我是退役軍人,楚臨川突然說,聲音低沉,三個月前,你父親找到我,說收到可靠情報有人要綁架你。他需要一個不起眼但能力強的保鏢,最好能偽裝成你的相親對象,近距離保護。

施語嫣的手指停頓了一下:所以那些富二代做派...

全是演戲。楚臨川苦笑,我花了兩個星期惡補豪門禮儀和奢侈品知識。

施語嫣突然笑出聲,那笑聲在緊張的氛圍中顯得格外清脆:難怪你分不清Chanel和Chloé!我當時還在想,哪有富家子弟會犯這種錯誤。

楚臨川也忍不住笑了,但隨即因牽動傷口而皺眉:我的任務是保護你,直到揪出幕後黑手。但顯然,情況比我們預計的嚴重得多。

施語嫣繫好最後一個繃帶結,冇有立即退開。兩人近在咫尺,呼吸交錯。某種奇異的電流在空氣中劈啪作響,讓施語嫣的心跳加速。

那麼,真實的你是什麼樣子?她輕聲問。

楚臨川的目光落在她的唇上,又迅速移開:普通家庭出身,特種部隊服役八年,退役後做私人安保。冇什麼特彆的。

施語嫣突然意識到,這是他們第一次以真實身份對話,冇有富豪千金和豪門公子的偽裝。很奇怪,她竟然感到一種前所未有的輕鬆。

我很高興你不是楚家公子,她脫口而出,那個人據說傲慢得很。

楚臨川挑眉:而我不是?

施語嫣笑了,你固執、過度保護、有時候簡直是個控製狂...但不是傲慢。

屋外突然傳來樹枝斷裂的聲音。楚臨川瞬間繃緊身體,一把將施語嫣拉到身後,另一隻手已經握住了槍。

有人。他低聲道。

施語嫣屏住呼吸,聽到遠處隱約的狗吠聲。追兵比預計的來得更快。楚臨川迅速行動起來,從暗格中取出更多武器和裝備。

我們得設置防線,他遞給施語嫣一把手槍和幾個彈匣,還記得我在客棧教你的嗎?

施語嫣點頭,熟練地檢查槍械、上膛。
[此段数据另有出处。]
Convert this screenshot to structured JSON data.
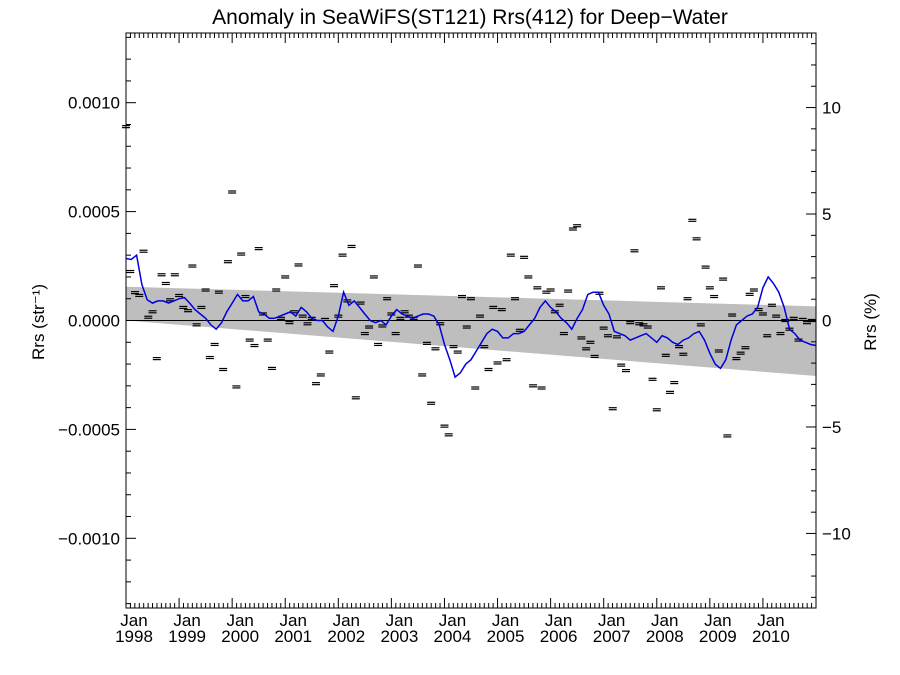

楚臨川看著她標準的持槍姿勢,再次疑惑這位大小姐到底還藏著多少秘密。

兩人迅速在木屋周圍佈置起防禦工事。楚臨川教施語嫣設置了一係列多米諾骨牌式的陷阱——絆線連接的鈴鐺、巧妙平衡的落石、甚至還有幾個簡易爆炸裝置。每一個陷阱都精確計算過,能最大限度地拖延追兵。

這是我在部隊學的,楚臨川一邊佈置最後一個裝置一邊解釋,在敵眾我寡時,製造混亂就是最好的防禦。

施語嫣看著他在晨光中專注的側臉,突然明白了為什麼自己會對他產生信任——不是因為那些裝出來的富家公子做派,而恰恰是此刻這個真實的他:專業、堅韌、在危險麵前毫不退縮。

好了,楚臨川站起身,拍了拍手上的泥土,主防線完成。現在我們需要一個逃生計劃。

他帶著施語嫣來到木屋後的一條隱蔽小徑,指著一輛藏在灌木叢中的摩托車:如果情況不妙,你騎這個下山,沿著這條路一直走會到清河鎮,找派出所的張所長——他是我老戰友,可以信任。

施語嫣皺眉:那你呢?

我會拖住他們。楚臨川的語氣不容置疑。

不行!施語嫣一把抓住他的手臂,你受傷了,不能...

她的話被遠處傳來的爆炸聲打斷——第一個陷阱被觸發了。楚臨川的表情瞬間變得冷峻,拉著施語嫣退回木屋。

他們來了。他簡短地說,鎖上門窗,隻留下幾個精心設計的射擊孔。

接下來的半小時如同噩夢。施語嫣蹲在一個加固的角落,聽著外麵此起彼伏的爆炸聲、喊叫聲和槍聲。楚臨川在幾個射擊點之間靈活移動,每一槍都精準致命。透過縫隙,施語嫣看到至少五個黑衣人倒下,但還有更多人在逼近。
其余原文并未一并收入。